I'm 99% certain this was a temporary issue, possibly maintenance by Media Temple. Hopefully it's fully resolved now. 
If you run into this issue with any of your other domain names, please let us know. I don't like unsolved puzzles. 
4 Likes
It happened again today on an auto-renew of a domain that has not changed in a year. That means it's definitely not browser cache.
1 Like
- 'Lets Encrypt certificate' [days to expire: 29]
[-] hosting.unexpectedcreative.com
Invalid response from https://acme-v02.api.letsencrypt.org/acme/authz-v3/14675467559.
Details:
Type: urn:ietf:params:acme:error:dns
Status: 400
Detail: DNS problem: query timed out looking up A for hosting.unexpectedcreative.com
1 Like
I ran some sanity checks.
Though there is currently a partial service disruption:
https://letsencrypt.status.io/
I checked with the Let's Encrypt staff who promptly reported that the nature of the disruption is unrelated to the problem you're seeing. I also haven't seen any other Media Temple users here in the past couple of weeks reporting related problems.
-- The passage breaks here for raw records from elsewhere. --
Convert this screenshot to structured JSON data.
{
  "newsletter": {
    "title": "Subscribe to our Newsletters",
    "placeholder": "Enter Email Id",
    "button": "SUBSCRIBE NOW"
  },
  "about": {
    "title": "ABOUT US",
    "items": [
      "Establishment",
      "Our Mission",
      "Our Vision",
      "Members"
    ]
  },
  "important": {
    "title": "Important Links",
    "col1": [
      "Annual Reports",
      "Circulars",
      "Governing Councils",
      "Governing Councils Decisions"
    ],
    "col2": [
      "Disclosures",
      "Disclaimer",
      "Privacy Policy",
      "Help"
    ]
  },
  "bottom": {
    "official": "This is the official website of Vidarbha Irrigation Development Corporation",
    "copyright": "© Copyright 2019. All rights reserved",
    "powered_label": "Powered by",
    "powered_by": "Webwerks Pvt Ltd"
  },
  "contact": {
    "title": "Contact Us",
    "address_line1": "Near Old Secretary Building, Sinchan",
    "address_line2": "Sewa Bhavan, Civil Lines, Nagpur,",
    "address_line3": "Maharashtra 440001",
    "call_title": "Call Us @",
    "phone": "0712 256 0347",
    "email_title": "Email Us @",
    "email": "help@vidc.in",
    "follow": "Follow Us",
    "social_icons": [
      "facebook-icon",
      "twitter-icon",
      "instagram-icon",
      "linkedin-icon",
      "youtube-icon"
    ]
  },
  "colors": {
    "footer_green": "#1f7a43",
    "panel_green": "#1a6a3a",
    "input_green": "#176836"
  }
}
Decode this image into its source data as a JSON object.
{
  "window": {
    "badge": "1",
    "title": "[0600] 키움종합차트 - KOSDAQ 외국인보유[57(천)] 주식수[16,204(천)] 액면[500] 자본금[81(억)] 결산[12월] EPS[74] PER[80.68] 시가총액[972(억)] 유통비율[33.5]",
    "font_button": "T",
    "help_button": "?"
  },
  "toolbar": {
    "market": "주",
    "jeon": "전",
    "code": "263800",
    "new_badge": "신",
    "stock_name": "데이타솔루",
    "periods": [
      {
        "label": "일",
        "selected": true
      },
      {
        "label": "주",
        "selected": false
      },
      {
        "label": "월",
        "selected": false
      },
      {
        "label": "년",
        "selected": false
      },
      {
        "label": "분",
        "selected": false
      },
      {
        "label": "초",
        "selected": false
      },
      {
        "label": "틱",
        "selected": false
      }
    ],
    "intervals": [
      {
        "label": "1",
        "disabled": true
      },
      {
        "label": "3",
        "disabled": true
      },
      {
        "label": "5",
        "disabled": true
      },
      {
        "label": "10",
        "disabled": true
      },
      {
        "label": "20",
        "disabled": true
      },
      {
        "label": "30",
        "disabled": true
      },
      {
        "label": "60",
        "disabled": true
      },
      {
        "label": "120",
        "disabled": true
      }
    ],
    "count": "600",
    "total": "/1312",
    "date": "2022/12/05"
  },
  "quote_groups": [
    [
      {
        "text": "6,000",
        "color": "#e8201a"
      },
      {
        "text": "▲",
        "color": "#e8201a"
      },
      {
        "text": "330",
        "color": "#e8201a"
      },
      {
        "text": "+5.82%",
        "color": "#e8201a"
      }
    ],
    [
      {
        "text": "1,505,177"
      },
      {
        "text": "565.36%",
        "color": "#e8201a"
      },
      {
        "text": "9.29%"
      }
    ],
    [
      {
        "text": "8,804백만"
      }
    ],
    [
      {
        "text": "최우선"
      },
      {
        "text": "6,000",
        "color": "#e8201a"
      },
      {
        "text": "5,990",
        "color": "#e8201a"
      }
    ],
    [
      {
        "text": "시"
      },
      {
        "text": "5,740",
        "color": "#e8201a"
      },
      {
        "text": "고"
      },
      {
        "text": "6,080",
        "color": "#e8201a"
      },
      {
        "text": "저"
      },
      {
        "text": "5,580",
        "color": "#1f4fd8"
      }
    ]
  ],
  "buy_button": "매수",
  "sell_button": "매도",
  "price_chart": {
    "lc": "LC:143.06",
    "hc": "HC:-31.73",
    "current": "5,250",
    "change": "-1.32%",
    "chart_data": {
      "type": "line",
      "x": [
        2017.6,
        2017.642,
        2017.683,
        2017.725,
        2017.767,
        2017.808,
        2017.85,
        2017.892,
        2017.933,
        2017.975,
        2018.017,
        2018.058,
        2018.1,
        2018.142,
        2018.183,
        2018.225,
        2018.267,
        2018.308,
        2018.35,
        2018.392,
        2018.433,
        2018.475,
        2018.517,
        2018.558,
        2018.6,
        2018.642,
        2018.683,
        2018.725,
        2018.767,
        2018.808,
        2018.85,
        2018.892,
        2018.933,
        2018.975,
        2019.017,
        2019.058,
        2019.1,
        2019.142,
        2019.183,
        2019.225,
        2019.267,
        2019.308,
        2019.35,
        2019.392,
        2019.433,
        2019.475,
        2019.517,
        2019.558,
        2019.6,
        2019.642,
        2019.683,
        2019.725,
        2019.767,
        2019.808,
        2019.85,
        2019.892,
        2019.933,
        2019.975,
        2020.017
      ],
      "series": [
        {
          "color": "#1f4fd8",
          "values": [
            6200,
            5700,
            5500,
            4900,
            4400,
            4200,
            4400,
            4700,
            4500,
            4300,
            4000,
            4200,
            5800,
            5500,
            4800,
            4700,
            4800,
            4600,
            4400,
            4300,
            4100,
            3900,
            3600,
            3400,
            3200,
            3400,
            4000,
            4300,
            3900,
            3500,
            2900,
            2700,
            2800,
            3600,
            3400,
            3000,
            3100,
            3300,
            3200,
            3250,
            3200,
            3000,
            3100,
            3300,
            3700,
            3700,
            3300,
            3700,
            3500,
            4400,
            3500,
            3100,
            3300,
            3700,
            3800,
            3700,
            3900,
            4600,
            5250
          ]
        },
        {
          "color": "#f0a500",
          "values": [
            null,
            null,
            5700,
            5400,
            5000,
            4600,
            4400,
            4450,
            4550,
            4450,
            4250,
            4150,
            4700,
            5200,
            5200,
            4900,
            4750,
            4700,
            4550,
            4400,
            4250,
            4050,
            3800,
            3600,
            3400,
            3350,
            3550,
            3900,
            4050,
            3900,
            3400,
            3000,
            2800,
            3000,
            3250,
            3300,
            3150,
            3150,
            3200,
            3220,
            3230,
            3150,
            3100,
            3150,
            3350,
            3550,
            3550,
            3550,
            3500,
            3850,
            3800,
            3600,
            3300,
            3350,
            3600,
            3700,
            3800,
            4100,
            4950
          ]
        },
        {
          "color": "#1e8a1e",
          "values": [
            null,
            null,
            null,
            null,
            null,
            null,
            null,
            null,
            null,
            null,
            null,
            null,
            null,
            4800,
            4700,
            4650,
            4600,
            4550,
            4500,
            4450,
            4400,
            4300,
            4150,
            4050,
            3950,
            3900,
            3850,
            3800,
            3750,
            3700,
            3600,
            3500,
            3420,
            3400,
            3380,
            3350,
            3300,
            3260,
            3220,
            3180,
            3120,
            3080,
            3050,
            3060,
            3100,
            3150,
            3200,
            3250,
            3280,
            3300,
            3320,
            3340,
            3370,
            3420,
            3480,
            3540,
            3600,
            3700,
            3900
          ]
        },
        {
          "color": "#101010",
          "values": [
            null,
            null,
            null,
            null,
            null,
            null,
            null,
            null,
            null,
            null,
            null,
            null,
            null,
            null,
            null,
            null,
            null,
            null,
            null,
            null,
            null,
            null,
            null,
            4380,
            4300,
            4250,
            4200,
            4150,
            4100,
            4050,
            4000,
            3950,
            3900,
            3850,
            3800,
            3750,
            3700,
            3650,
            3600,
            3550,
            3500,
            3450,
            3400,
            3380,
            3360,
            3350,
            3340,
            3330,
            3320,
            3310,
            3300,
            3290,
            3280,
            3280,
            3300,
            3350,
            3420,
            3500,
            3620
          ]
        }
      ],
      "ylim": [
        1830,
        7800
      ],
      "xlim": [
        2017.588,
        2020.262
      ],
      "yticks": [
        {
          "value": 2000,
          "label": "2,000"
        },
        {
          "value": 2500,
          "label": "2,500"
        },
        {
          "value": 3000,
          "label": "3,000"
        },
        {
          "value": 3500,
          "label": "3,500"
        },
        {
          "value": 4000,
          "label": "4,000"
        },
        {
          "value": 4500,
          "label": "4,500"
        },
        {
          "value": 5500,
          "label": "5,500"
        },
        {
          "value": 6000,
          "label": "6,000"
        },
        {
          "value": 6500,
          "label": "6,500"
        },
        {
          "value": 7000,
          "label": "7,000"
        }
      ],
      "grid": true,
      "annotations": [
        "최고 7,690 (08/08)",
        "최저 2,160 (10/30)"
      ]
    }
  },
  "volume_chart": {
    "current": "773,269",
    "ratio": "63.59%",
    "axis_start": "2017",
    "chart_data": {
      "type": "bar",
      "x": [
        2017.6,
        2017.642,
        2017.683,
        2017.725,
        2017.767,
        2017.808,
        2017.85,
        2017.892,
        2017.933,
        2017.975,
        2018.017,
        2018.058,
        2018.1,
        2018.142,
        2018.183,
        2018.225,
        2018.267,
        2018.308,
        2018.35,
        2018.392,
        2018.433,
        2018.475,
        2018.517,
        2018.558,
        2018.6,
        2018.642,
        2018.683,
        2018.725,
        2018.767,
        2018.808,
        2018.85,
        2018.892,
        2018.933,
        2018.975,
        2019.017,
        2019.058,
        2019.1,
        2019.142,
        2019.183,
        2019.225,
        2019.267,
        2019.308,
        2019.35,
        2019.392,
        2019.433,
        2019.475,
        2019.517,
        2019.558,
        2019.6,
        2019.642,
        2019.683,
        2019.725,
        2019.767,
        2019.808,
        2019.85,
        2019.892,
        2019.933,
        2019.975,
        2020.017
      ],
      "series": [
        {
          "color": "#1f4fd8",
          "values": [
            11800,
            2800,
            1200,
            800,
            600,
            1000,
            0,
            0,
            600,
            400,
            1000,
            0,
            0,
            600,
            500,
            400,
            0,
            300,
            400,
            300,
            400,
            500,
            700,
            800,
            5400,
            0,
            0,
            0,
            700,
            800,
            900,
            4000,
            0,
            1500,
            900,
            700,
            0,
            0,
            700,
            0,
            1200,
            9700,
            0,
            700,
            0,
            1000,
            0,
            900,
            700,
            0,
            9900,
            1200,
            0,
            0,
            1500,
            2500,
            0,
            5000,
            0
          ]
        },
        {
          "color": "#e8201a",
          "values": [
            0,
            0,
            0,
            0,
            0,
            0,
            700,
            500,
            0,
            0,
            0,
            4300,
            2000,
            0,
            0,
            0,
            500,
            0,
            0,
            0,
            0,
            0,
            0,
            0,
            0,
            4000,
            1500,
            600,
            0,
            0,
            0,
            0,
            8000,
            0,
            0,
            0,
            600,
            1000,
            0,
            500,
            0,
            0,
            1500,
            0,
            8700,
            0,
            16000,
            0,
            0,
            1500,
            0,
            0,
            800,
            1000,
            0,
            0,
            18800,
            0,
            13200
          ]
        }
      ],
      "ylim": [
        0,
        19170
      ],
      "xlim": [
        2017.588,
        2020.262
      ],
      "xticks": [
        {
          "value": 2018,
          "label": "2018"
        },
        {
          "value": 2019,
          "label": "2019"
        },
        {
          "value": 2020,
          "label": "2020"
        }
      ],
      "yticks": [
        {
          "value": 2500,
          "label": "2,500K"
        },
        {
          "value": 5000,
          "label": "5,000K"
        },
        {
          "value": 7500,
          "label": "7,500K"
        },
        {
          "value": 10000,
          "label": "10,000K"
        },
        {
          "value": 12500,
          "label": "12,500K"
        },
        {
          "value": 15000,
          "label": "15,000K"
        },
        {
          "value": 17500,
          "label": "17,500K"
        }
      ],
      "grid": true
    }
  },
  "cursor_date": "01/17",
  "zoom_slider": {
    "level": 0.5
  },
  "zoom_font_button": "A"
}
The staff did indicate that Media Temple might be rate-limiting Let's Encrypt's resolvers. This could be due to high traffic relating to many Media Temple users trying to request Let's Encrypt certificates in relatively short order.
Let's Debug did not report any errors:
DNSViz did not report any errors:
https://dnsviz.net/d/hosting.unexpectedcreative.com/dnssec/
Unbound DNS checker results:
https://unboundtest.com/m/A/hosting.unexpectedcreative.com/NP6AQGL5
Please recontact Media Temple and share these results and considerations. Hopefully we can reach a resolution that will be beneficial for you as well as many other Media Temple users.
This might be helpful:
https://dnssec-analyzer.verisignlabs.com/hosting.unexpectedcreative.com
1 Like
@joefino do you resolve this for good? I tried on another browser and still got the same error and can't solved. for now I'm using a ZeroSSL certificate (manually installed) before trying to renew again...
I'm using MT as well and they said they can't provided support on third-part plugins or tools, so it's on us here....
1 Like
It works when it wants to. Switching browsers wasn't a fix. And I am hearing the same thing from MT — it's 3rd party so it's on us.
1 Like
I'm not quite sure how MT's nameserver failures are a third party problem. 
1 Like
So I opened a help ticket about a week ago with MT to get the issue escalated and they have informed me just now that everything has been resolved. I reissued a cert on a site I had trouble with and it went through with no problem. Let's hope it holds.
3 Likes
This topic was automatically closed 30 days after the last reply. New replies are no longer allowed.